Meslekte kazanma gücünün %10 ile %99,9 arasında kaybedilmesi halinde işçiye, sürekli kısmi iş göremezlik geliri bağlanır. Eğer işçi meslekte kazanma gücünün %100’ ünü kaybetmişse sürekli tam iş göremezlik geliri bağlanır ve aylık gelirinin %70’i oranında hesaplanır. Ancak işçi başkasının bakımına muhtaç ise bu gelir aylık kazancının %100 oranında hesaplanır.
Sürekli iş göremezlik geliri bağlanan işçinin işinden ayrılmasına gerek yoktur, tedavisinin bittiği hekim tarafından rapor edildikten sonra çalışmaya devam edebilir.
Sürekli iş göremezlik ödeneği bağlanan işçinin malullük oranında artış olduğu takdirde verilen ödenek yeniden hesaplanır. Ancak yapılan kontroller sonucu malullük oranının sürekli iş göremezlik ödeneği bağlanmasını gerektiren sınırın altında kaldığı tespit edilirse ödenek kesilmektedir.
Malul ve Malullük Aylığı Nedir?
Çalışma gücünün veya iş kazası sonucu, meslekte kazanma gücünün %60’ını kaybettiği Kurum Sağlık Kurullarınca tespit edilen işçiye “malul” denir. Kurumca yetkilendirilmiş sağlık kuruluşlarındaki kurullar tarafından düzenlenen raporlara dayanarak çalışamayacak durumda malul olduğu tespit edilen işçiye bağlanan aylığa ise malullük aylığı denilmektedir. Düzenlenen rapora göre çalışma gücünün %60’ını kaybetmediği belirtilerek malul sayılmayan sigortalı bu karara karşı Yüksek Sağlık Kurulu nezdinde itiraz edebilir. Yüksek Sağlık Kurulunun kararına karşı yargı yolu açıktır.
Malullük Aylığı Bağlanmasının Şartları Nelerdir?
Malul sayılan sigortalıların malullük aylığından faydalanabilmeleri için;
- İşçinin en az 10 yıldır sigortalı olması ve toplamda 1800 gün uzun vadeli sigorta kolları primi ödemiş olması gerekir.

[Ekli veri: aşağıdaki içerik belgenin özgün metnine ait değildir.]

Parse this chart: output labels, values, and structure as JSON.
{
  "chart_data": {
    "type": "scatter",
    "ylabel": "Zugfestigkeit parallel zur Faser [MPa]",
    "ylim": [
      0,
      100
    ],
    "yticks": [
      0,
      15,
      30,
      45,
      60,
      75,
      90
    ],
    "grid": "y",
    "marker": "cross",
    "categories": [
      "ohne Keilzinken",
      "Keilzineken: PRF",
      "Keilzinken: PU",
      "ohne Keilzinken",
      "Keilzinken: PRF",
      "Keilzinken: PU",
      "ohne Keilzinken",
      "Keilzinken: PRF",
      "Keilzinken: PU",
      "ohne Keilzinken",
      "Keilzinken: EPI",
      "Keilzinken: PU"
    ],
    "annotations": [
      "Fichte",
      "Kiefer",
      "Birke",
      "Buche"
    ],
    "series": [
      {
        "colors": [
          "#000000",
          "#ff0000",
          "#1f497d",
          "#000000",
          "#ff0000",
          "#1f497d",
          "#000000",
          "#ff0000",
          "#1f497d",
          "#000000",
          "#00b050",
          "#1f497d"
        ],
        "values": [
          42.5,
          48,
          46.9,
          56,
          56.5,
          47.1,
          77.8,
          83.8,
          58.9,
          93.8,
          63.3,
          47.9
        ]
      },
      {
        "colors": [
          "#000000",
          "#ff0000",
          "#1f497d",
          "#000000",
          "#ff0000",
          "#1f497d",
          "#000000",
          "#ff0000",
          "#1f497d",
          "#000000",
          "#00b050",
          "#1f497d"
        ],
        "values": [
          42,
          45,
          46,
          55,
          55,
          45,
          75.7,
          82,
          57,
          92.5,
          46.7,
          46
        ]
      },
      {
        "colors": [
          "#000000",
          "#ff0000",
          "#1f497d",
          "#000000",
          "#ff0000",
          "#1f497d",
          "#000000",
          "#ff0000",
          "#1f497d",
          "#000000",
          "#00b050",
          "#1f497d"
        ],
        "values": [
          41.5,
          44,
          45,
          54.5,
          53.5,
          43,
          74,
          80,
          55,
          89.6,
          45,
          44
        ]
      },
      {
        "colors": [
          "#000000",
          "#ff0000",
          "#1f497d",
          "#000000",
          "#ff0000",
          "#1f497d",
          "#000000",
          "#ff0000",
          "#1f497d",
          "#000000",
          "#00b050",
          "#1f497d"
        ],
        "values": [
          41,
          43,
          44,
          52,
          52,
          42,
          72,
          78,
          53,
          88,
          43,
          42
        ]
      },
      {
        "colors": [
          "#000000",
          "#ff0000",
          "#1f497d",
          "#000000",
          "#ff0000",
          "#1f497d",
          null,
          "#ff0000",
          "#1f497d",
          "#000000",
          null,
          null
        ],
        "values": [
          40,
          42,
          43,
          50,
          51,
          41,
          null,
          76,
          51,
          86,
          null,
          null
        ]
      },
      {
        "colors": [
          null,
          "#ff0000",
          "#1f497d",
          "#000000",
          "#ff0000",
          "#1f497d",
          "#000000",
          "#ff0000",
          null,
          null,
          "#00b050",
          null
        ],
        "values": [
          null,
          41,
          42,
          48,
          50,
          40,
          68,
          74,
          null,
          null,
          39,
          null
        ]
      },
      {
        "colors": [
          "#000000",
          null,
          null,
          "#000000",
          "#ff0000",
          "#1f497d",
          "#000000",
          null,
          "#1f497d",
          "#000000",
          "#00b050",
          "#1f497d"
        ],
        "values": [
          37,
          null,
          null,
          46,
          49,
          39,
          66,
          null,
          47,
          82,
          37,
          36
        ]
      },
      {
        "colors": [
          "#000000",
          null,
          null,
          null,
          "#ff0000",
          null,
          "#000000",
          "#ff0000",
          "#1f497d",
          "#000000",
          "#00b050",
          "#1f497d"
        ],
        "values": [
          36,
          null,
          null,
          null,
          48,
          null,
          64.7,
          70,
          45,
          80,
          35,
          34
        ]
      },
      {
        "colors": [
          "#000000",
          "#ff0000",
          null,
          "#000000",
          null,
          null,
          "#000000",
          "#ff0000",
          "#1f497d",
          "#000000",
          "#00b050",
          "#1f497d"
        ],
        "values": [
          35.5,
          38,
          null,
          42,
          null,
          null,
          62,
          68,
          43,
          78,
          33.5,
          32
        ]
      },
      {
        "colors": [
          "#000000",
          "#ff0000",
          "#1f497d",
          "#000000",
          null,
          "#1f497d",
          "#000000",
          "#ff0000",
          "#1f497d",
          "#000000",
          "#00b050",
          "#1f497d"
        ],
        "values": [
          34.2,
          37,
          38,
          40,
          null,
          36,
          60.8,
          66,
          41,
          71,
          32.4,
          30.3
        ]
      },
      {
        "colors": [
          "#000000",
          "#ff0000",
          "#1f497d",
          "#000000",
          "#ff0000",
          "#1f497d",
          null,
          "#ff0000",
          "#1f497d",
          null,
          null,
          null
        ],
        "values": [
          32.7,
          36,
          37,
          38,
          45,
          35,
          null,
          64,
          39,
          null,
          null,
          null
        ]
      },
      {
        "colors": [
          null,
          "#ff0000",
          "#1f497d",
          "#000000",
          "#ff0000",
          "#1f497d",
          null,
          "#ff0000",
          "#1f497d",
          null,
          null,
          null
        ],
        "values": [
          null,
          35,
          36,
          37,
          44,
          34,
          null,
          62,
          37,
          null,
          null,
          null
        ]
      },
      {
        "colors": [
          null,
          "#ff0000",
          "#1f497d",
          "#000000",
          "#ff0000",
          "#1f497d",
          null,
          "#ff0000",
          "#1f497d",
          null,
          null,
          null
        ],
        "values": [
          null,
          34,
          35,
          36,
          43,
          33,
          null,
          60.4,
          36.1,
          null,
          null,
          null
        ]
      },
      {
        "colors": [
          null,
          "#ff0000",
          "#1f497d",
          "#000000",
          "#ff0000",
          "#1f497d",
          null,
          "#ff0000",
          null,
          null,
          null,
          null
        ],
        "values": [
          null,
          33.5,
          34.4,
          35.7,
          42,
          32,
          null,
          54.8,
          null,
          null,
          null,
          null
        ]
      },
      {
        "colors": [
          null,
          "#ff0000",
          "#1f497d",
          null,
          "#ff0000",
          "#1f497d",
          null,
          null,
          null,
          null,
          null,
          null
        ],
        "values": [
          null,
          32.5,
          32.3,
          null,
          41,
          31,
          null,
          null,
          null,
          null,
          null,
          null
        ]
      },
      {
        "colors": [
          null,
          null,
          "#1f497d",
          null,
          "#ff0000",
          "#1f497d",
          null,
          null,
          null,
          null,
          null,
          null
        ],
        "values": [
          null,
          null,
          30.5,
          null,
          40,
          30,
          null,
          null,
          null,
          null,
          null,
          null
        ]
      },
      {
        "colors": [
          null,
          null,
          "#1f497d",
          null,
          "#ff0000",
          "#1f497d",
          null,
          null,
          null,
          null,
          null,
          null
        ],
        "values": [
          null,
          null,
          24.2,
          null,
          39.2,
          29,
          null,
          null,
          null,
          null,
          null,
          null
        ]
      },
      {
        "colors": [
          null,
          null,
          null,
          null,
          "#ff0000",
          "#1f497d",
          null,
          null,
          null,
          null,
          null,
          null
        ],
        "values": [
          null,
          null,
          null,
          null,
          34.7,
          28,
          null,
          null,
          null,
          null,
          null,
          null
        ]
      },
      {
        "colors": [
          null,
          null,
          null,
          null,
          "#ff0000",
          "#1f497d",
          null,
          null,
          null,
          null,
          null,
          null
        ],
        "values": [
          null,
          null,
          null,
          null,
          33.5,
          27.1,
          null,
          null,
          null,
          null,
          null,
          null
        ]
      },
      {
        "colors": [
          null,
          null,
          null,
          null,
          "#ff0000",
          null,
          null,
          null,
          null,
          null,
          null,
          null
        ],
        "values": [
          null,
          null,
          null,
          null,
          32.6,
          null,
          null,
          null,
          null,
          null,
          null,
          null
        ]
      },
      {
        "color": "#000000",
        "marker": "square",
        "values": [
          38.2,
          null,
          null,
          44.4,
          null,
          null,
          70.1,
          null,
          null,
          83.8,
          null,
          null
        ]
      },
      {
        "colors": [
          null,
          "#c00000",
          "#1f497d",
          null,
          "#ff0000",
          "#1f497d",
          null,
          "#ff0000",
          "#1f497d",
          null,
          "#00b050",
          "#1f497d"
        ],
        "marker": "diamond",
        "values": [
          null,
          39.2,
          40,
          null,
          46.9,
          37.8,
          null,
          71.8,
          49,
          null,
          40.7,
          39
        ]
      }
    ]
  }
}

- Sigortalı işçinin başka birinin bakıma muhtaç olduğu durumlarda ise 10 yıldır sigortalı olma şartı aranmaz, ancak 1800 gün prim ödemiş olması gerekir.
- Maluliyeti nedeniyle sigortalı olarak çalıştığı işten ayrılması, faaliyetine son verilmesi ve görevinden ayrılmış olması gerekmektedir.
Malullük Oranının Değişmesi Durumunda Malullük Aylığı Ne Olur?
Sağlık kontrolleri, sağlık kurulunca ihtiyaç duyulması halinde ya da sigortalının kendisinin veya hak sahiplerinin itirazları sonucunda yapılır. Yapılan kontrol muayenesi sonucu düzenlenen raporda;
- İşçinin maluliyet hali devam ediyorsa malullük aylığı almaya devam eder.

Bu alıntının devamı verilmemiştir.